30 Eylül 2022 Cuma

SA9864/SD2549: Irak, Şii İç Savaşının Eşiğinde

  Sonsuz Ark/ Evrensel Çerçeveye Yolculuk

Sonsuz Ark'ın Notu:
Çevirisini yayınladığımız analiz, bir dizi uluslararası insani yardım ve insan hakları örgütüyle birlikte çalışan, bağımsız Orta Doğu analisti ve Irak sivil toplum kuruluşu Sanad for Peacebuilding'in danışmanı ve foto muhabiri Ahmed Twaij'e aittir ve Irak'ta, Şii İran Velayet Rejimi'nin ABD ile birlikte planladığı muhtemel 'Şii İç Savaşı'na odaklanmaktadır. Analistin, şu cümleleri dikkat çekicidir: "Tahran'ın, Bağdat sokaklarında şiddeti doğrudan talep etmemiş olsa da, ülkeyi etkilemeye yönelik devam eden girişimleri ne İran için ne de Irak için fayda sağlıyor, ancak ülkede artan gerilime katkıda bulunuyor. Haeri'nin şok eden istifasındaki örneklik, ülkenin topyekün çatışmadan bir olay uzakta olduğunu gösteriyor. Derinden bölünmüş bir Şii demografisi ile Irak bir kez daha daha fazla kargaşanın içine girdi. Topyekûn bir iç savaşla sonuçlanmasa da, siyasi kurumlara daha fazla siyasi çıkmazı ve halkın güvensizliğini garanti ediyor. Tek umut, İran'ın nihayet Irak siyasetinden geri adım atması ve ulusun kendi geleceğini şekillendirmeye çalışmasına izin vermesidir."
Seçkin Deniz, 30.09.2022, Sonsuz Ark 

Iraq Is Nearing the Brink of a Shiite Civil War

"Mukteda es-Sadr ile İran arasında giderek şiddetlenen rekabet Irak'ın geleceğini belirleyecek."

24 saatlik bir süre içinde, Irak'ın Mukteda es-Sadr'ı, Bağdat sokaklarının hem kendi emriyle, hem de yaygın şiddete boyun eğdiği ve daha sonra bu şiddetten kurtulduğu için gücünün boyutunu gösterebildi. 29 Ağustos'ta Sadr'ın yandaşları, ertesi sabah silahlı çatışmaya son verilmesi çağrısında bulunana kadar başkenti savaş alanına çevirdi. Bir saat içinde, şehirdeki kaos durmuş, en az 21 kişinin hayatını kaybettiği ve 250 kişinin de yaralandığı iddia edilmişti.

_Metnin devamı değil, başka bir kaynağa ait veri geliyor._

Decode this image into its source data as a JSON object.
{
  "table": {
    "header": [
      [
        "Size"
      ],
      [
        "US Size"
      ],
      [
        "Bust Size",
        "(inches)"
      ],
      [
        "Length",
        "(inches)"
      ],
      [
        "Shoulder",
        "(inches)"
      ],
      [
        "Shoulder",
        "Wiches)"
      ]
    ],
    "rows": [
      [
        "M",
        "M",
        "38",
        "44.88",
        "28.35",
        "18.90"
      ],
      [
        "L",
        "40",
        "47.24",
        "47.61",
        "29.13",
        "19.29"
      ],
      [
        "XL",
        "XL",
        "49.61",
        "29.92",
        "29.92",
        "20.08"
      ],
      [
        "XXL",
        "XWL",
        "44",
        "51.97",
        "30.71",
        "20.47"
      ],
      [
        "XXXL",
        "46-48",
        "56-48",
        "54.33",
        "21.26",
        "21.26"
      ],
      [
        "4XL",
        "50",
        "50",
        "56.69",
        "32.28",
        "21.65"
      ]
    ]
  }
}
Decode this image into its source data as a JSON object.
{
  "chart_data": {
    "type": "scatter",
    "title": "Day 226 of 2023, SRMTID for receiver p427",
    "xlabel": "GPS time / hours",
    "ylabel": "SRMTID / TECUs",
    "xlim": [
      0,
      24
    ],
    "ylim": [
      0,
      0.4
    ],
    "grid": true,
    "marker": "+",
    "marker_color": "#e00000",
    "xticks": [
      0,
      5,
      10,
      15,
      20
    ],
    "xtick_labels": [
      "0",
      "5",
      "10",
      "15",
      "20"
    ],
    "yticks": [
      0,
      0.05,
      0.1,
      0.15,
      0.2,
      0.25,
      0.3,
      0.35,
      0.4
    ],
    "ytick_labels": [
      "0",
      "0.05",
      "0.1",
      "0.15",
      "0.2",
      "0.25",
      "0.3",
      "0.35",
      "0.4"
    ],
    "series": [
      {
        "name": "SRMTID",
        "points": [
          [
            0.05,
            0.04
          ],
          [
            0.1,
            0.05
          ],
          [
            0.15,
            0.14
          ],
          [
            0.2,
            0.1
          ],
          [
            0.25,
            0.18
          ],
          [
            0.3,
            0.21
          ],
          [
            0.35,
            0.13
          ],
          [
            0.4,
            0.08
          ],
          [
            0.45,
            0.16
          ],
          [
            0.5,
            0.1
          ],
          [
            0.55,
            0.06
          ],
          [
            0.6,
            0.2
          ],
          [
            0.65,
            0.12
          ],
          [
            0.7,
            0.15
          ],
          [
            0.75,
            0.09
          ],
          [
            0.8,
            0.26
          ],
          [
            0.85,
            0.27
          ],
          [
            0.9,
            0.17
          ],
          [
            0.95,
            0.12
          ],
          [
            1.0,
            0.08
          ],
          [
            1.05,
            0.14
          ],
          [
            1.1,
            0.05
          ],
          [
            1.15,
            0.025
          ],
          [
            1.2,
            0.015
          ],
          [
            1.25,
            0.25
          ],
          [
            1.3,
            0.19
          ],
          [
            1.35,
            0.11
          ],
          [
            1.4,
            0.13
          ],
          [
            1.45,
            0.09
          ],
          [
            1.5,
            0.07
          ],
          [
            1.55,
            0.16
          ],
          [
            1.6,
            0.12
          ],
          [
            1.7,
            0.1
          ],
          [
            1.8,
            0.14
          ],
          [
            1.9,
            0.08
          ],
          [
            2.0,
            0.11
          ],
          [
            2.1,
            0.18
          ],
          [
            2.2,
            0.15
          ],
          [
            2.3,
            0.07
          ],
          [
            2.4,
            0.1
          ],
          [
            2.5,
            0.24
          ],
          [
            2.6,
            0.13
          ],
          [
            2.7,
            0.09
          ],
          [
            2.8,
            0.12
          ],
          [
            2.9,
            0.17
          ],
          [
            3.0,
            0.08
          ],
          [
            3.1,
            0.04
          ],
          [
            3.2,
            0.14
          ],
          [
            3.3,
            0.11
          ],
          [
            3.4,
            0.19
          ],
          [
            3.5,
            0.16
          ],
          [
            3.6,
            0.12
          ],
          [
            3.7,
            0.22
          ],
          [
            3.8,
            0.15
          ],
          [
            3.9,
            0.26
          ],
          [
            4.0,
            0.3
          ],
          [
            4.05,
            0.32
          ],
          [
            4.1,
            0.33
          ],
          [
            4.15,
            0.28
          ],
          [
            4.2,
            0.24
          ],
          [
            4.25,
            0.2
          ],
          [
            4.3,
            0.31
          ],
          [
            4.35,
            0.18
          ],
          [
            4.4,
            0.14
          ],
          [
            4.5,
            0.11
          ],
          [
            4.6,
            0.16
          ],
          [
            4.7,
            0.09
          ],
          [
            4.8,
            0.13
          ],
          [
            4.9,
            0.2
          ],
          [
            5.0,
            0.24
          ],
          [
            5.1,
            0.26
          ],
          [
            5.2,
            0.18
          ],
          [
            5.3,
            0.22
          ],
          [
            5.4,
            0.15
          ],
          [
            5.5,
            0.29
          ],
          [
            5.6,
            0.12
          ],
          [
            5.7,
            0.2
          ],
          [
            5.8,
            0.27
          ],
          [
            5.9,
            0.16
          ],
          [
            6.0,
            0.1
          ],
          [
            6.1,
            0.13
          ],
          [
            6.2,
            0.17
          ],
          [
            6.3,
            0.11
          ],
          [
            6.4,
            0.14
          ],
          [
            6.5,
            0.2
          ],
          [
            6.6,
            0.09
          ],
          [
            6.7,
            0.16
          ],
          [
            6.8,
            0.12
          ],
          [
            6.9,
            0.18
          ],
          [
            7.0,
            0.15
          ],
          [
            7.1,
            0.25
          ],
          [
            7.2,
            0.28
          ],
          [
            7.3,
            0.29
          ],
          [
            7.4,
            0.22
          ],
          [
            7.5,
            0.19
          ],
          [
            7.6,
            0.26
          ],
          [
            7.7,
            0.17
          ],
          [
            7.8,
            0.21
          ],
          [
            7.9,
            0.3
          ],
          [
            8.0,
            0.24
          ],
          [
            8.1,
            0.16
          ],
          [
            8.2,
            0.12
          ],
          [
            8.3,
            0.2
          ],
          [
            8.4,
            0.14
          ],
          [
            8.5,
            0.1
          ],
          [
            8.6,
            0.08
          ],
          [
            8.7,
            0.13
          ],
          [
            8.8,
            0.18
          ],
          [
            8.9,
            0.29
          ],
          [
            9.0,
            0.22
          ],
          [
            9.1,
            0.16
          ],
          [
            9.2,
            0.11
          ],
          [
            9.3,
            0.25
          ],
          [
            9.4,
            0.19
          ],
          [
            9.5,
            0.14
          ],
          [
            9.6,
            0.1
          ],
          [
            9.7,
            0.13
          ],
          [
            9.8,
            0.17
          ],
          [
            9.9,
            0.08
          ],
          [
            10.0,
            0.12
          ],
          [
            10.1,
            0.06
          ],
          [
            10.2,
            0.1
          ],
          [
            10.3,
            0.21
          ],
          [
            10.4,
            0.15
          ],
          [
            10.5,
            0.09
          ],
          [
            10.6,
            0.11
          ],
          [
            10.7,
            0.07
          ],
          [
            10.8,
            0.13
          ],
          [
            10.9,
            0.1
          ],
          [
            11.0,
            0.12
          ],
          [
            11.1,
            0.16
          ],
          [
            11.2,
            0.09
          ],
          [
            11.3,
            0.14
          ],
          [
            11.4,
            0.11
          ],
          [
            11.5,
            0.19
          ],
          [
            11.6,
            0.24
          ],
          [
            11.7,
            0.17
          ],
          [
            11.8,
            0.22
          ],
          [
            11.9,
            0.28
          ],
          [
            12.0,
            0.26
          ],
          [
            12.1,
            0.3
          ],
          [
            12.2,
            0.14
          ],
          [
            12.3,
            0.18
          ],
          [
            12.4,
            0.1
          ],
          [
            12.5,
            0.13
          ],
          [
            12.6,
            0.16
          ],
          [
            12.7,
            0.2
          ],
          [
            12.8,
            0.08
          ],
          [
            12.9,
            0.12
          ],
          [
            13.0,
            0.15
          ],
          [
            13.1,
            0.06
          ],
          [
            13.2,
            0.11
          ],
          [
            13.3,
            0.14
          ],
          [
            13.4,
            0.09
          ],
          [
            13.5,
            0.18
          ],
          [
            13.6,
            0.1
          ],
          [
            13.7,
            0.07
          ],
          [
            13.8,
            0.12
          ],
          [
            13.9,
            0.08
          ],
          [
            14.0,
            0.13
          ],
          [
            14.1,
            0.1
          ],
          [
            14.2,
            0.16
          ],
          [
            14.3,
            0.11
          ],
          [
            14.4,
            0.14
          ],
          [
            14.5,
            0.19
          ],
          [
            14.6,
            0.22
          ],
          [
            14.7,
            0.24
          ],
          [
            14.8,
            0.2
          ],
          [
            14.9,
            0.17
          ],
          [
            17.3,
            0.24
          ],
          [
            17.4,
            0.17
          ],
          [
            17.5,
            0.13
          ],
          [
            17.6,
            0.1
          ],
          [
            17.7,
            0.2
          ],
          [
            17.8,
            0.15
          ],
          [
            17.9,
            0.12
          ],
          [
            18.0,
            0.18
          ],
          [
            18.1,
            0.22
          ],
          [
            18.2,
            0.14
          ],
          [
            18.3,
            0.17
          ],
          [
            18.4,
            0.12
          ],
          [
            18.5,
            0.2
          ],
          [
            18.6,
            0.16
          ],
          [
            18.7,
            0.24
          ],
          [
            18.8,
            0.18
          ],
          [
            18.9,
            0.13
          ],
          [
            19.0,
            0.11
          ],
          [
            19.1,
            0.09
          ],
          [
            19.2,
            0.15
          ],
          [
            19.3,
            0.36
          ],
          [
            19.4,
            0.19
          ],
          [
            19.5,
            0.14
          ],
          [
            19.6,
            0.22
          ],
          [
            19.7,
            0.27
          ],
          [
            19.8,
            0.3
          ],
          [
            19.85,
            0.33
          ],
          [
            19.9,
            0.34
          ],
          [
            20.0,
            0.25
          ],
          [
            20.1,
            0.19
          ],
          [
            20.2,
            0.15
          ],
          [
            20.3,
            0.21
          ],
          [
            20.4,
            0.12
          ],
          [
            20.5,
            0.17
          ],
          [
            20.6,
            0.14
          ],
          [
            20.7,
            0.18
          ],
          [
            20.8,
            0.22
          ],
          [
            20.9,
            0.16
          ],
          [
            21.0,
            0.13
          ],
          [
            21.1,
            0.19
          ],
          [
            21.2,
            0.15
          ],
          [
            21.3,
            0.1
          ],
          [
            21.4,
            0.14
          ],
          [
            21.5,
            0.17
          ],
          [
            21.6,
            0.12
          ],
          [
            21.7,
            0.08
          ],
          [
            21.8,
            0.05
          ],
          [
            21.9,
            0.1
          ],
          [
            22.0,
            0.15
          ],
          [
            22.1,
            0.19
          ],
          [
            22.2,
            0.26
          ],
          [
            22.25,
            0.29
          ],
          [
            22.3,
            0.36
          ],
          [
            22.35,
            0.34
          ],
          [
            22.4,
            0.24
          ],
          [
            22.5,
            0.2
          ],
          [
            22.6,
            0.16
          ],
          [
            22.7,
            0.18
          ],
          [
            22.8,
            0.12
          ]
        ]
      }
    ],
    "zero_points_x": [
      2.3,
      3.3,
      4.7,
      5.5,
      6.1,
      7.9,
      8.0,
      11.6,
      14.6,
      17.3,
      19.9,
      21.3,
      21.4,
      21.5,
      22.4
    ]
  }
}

Iraklı Şii kadınlar, 31 Mayıs 2019'da Bağdat'taki bir askeri geçit töreni sırasında İran'ın Dini Lideri Ali Hamaney, selefi ve İslam Devrimi'nin kurucusu Ayetullah Humeyni ve Iraklı Şii din adamı Muhammed Bakır es-Sadr'ın portrelerini taşıyorlar. AHMAD AL-RUBAYE/AFP , Getty İmages

Kargaşaya yol açan olaylar, İran ile Irak'ın Bağdat'ta hükümet kurma çabaları arasındaki jeopolitik savaşı gözler önüne serdi. 2019'un siyasi yolsuzluktan kaynaklanan hayal kırıklığından doğan tabandaki protestoların aksine, bu şiddet doğrudan ülkedeki İran etkisi tarafından tetiklendi.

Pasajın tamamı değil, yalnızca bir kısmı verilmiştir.